In this thesis, learning algorithms for connectionist systems are developed and analysed. Connectionist systems based on the generalised reinforcement learning model are considered. This model consists of a learning system and an environment interacting with each other. The environment is characterised by a set of context vectors and a set of actions. At each instant the environment generates a context vector which forms an input to the learning system. Based on its internal state and the context vector from the environment, the learning system outputs an action affecting the environment. This evokes a response from the environment indicating the suitability of the action to the particular context vector. The learning system then updates its internal state based on this information using an algorithm.
Algorithms to learn the optimal action for each context vector are considered here. The algorithms are completely decentralised and there is no information exchange involved between the various units of the system.
The problem of learning the optimal action is posed as an optimisation problem with respect to the internal state of the learning system. Then, using weak convergence techniques, the algorithm under consideration is approximated by an Ordinary Differential Equation (ODE) or a Stochastic Differential Equation (SDE). The ODE/SDE and the optimisation problem are studied together to show that the algorithm converges to a solution of the optimisation problem. Initially, local algorithms, that is, algorithms that converge to local solutions of the optimisation problem are considered.
In Chapter 2 the units that make up the connectionist system are composed of hierarchies of teams of learning automata. The Linear Reward-Inaction algorithm is used and it is shown that the ODE approximating this algorithm has properties which indicate that it solves the related optimisation problem locally.
In Chapter 3 the REINFORCE algorithm is analysed and it is shown that it can lead to unbounded solutions. A new algorithm based on constrained optimisation is presented and analysed. It is shown that this algorithm overcomes the problem of unboundedness and also exhibits local convergence properties.

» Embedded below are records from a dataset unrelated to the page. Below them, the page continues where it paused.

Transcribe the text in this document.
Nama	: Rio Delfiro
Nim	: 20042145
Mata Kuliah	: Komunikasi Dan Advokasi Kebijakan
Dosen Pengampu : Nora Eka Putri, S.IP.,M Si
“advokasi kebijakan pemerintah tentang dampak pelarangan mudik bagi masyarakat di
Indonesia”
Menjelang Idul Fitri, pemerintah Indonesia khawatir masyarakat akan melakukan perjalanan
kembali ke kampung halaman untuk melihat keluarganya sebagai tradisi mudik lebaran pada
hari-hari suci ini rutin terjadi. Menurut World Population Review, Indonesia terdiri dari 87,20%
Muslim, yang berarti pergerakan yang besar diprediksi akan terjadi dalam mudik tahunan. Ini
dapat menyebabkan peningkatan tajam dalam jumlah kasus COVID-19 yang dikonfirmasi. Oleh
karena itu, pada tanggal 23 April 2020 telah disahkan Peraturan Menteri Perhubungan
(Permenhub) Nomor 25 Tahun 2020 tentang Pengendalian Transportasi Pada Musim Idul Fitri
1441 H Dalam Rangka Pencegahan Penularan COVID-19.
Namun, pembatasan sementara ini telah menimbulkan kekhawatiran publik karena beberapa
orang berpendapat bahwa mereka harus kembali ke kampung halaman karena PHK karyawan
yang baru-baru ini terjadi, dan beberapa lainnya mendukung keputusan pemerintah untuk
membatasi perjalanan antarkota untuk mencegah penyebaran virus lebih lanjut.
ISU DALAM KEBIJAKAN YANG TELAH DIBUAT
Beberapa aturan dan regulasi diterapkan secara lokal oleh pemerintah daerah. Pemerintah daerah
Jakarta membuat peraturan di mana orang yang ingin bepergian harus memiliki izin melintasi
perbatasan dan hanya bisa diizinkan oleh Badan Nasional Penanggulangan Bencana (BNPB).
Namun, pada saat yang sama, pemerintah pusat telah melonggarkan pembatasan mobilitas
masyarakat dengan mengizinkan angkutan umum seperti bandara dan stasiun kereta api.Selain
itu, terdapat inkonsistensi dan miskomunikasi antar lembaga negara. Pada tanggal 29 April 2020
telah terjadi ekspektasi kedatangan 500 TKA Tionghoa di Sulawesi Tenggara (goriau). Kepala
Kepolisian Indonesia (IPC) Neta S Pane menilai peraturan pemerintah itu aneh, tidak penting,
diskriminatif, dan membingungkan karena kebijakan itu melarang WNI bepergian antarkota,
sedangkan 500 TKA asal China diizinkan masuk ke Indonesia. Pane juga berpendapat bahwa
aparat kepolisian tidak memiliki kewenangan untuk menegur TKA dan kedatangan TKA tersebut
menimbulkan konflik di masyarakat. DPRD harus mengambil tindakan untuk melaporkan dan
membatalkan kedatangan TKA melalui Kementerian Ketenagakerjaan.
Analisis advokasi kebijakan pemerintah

In many cases, local properties are not sufficient and global convergence is needed. It is known that the Langevin equation solves a global optimisation problem. Algorithms based on this idea are suggested to solve the optimisation problem globally.
In Chapter 4, an algorithm based on the results in Chapter 3 is developed. It is shown that this algorithm can be approximated by the Langevin equation and thus global properties are obtained.
In Chapter 5, the techniques of Chapter 4 are applied to learning automata. It is difficult to apply such techniques directly. So the learning automata are parameterised and algorithms with global convergence properties are developed.
The algorithms developed here have been tested via simulations on pattern recognition problems in which the convergence properties indicated by the analysis are brought out.
To sum up, this thesis shows that complicated connectionist systems composed of units of learning automata can be designed to have the desired properties of local and global convergence.